Ora é por assim ser que não se pode de todo acompanhar o seguinte passo da sentença recorrida:

«Por outro lado, nem se diga que o autor confiou e circulou com o veículo BE, já que não existia sinalização inerente quer às queimadas quer à existência do veículo BQ. Ora, tais comportamentos – mesmo que o segundo réu os tivesse adoptado – não tinham a virtualidade de obnubilar a culpa do autor.

Com efeito, a partir do momento em que o autor circula sem qualquer visibilidade não pode adivinhar/confiar/facilitar que possam ocorrer e/ou existir outros obstáculos não sinalizados, obstáculos esses não controláveis pela acção humana, por exemplo, como vimos, um animal.»

 De facto, se o réu tivesse adotado outros comportamentos o embate/acidente não teria ocorrido: se o veículo tractor não estivesse estacionado a ocupar parte da faixa de rodagem, não teria constituído um obstáculo físico/material para o veículo do autor; e se essa situação de estacionamento em perigo tivesse sido objeto de aviso para o autor, este tinha possibilidade e condições de normalmente evitar o embate.

Tanto mais que esse mesmo réu, deixou estacionado o seu veículo tractor durante período de tempo não concretamente apurado [cf. nova redacção do ponto de facto “provado” sob “17.”], o que se revelou agravado pela circunstância de o mesmo ter realizado no local queimadas que originaram a densa “coluna” de fumo já anteriormente referida [cf. factos “provados” sob “18.” a “21.”].  

Sem embargo do vindo de dizer entendemos que a conduta do autor emerge como a causa principal do acidente, por se divisar que a solução ajustada ao caso passa pela atribuição ao autor de um grau de responsabilidade mais elevado, tendo em conta o grau de culpa inerente ao facto de ter decidido entrar numa densa “coluna” de fumo sem adotar as condições de segurança necessárias e imprescindíveis face às condições de menor visibilidade que tal à partida representava.

É na verdade esta a infração que emerge como a causa principal do acidente, o qual era evitável e poderia ter sido evitado se, apesar do ilícito e não sinalizado perigo do estacionamento do tractor, o A. tivesse sido mais sagaz na avaliação da situação de perigo que se lhe apresentava, e, em qualquer caso, tivesse adequado a velocidade ao mínimo que se lhe impunha e/ou seguisse com o máximo de cautelas imprescindíveis em face das circunstâncias.

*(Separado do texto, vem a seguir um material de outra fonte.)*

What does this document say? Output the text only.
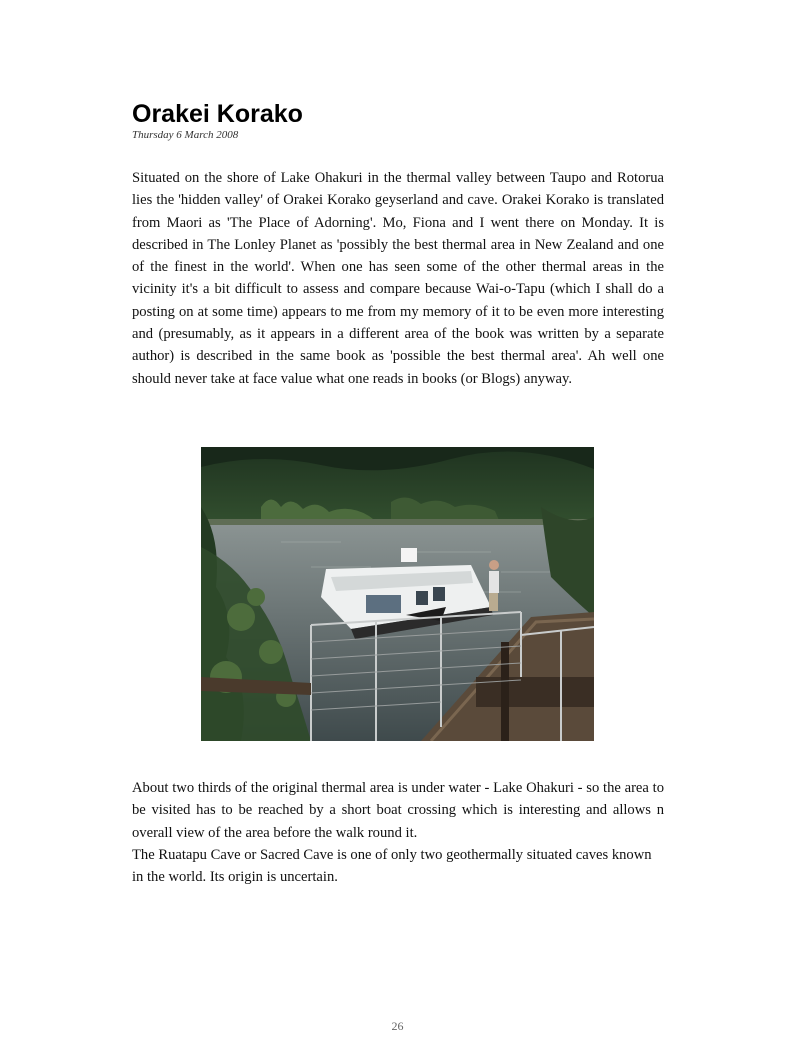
Orakei Korako
Thursday 6 March 2008

Situated on the shore of Lake Ohakuri in the thermal valley between Taupo and Rotorua lies the 'hidden valley' of Orakei Korako geyserland and cave. Orakei Korako is translated from Maori as 'The Place of Adorning'. Mo, Fiona and I went there on Monday. It is described in The Lonley Planet as 'possibly the best thermal area in New Zealand and one of the finest in the world'. When one has seen some of the other thermal areas in the vicinity it's a bit difficult to assess and compare because Wai-o-Tapu (which I shall do a posting on at some time) appears to me from my memory of it to be even more interesting and (presumably, as it appears in a different area of the book was written by a separate author) is described in the same book as 'possible the best thermal area'. Ah well one should never take at face value what one reads in books (or Blogs) anyway.

About two thirds of the original thermal area is under water - Lake Ohakuri - so the area to be visited has to be reached by a short boat crossing which is interesting and allows n overall view of the area before the walk round it.

The Ruatapu Cave or Sacred Cave is one of only two geothermally situated caves known in the world. Its origin is uncertain.

26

O que tudo serve para dizer que sendo mais intensa a violação dos deveres por parte do autor, no quadro da apurada conculpabilidade e co-responsabilidade de ambos os condutores, mostra-se justa e adequada a repartição na proporção de 65% para o autor e 35% para o réu A (…).

Nestes termos, impõe-se revogar o juízo de irresponsabilidade da Ré seguradora para quem se encontrava transferida a responsabilidade pela condução do veículo tractor BQ por contrato de seguro válido e em vigor à data [cf. facto “provado” sob “4.”] .

Mas quais os danos indemnizáveis?

Face ao quadro fáctico apurado resumem-se eles ao estado de perda total que sobreveio para o veículo BE do autor [cf. facto “provado” sob “23.”].

Na verdade, é apenas a ele que se encontra circunscrito o objeto do recurso, sendo certo que os dados de facto para o dano da privação do uso resultaram “não provados” [cf. factos “não provados” sob as alíneas “d.” a “g.”].  

Ora, quanto àquele dano da perda total do veículo BE, a indemnização consistirá no valor comercial do mesmo [de € 18.000,00 de acordo com o facto “provado” sob “24.”], deduzido do valor dos salvados [de  € 1.200,00 de acordo com o mesmo facto “provado” sob “24.”].

Temos, assim, o valor de € 16.800,00 [ =  € 18.000,00 - € 1.200,00], mas, na medida em que a responsabilidade do réu A (...) é de 35% por esse dano, a Ré seguradora está obrigada a indemnizar o autor apenas pelo valor de € 5.880,00 [= 16.800,00 x 35%].

Montante este de € 5.880,00 a que não acrescem quaisquer juros vencidos, por esse montante só ter resultado líquido nesta instância de recurso e por força da decisão vinda de proferir.

Nestes precisos termos procedendo o presente recurso.

                                                           *

5 – SÍNTESE CONCLUSIVA

I – Em acidentes de viação, a repartição da responsabilidade entre os diversos intervenientes deve ser feita mediante a avaliação global das circunstâncias e da sua interferência causal no acidente.

II – Num acidente de viação correspondente a um embate de dois veículos em que:

a) O condutor de um veículo ligeiro decide entrar numa densa “coluna” de fumo que se lhe apresentava na faixa de rodagem por onde circulava, sem adotar as condições de segurança necessárias e imprescindíveis face às condições de menor visibilidade que tal à partida representava;

b) O proprietário e condutor do veículo tractor tinha este ao te deixado estacionado este na berma da estrada mas a ocupar parte da faixa de rodagem e sem qualquer aviso para essa situação de perigo, agravado pela circunstância de o mesmo ficar invisível para quem circulasse naquela via, dada a densa “coluna” de fumo resultante das queimadas a que procedia no local, revela-se ajustada a repartição das responsabilidades pela colisão em 65% para o condutor do veículo ligeiro, e 35% para o proprietário e condutor do tractor.

III – Em tais circunstâncias, a infração que emerge como a causa principal do acidente é a do autor, acidente que era evitável e poderia ter sido evitado se, apesar do ilícito e não sinalizado perigo do estacionamento do tractor, o autor tivesse sido mais sagaz na avaliação da situação de perigo que se lhe apresentava, e, em qualquer caso, tivesse adequado a velocidade ao mínimo que se lhe impunha e/ou seguisse com o máximo de cautelas imprescindíveis em face das circunstâncias.

                                                                       *

6 - DISPOSITIVO

Pelo exposto, decide-se a final, na parcial procedência da apelação, revogar a sentença recorrida, condenando-se agora a Ré “ Z (...) ” a pagar ao autor o montante de € 5.880,00 (cinco mil oitocentos e oitenta euros).  

            Custas em ambas as instâncias pelo A e Ré “ Z (...) ” na proporção dos respetivos vencimentos.       

                                                          

Coimbra, 4 de Fevereiro de 2020

                                                          

 Luís Filipe Cravo ( Relator )

 Fernando Monteiro

Ana Márcia Vieira


[1] Relator: Des. Luís Cravo
  1º Adjunto: Des. Fernando Monteiro
  2º Adjunto: Des. Ana Vieira

[2] Atente-se que o autor referenciou que estava a 50 cm do eixo da via…
[3] Cf., neste sentido, LEBRE DE FREITAS e ISABEL ALEXANDRE, in “Código de Processo Civil Anotado”, 3ª ed.., Livª Almedina, 2017, a págs. 707.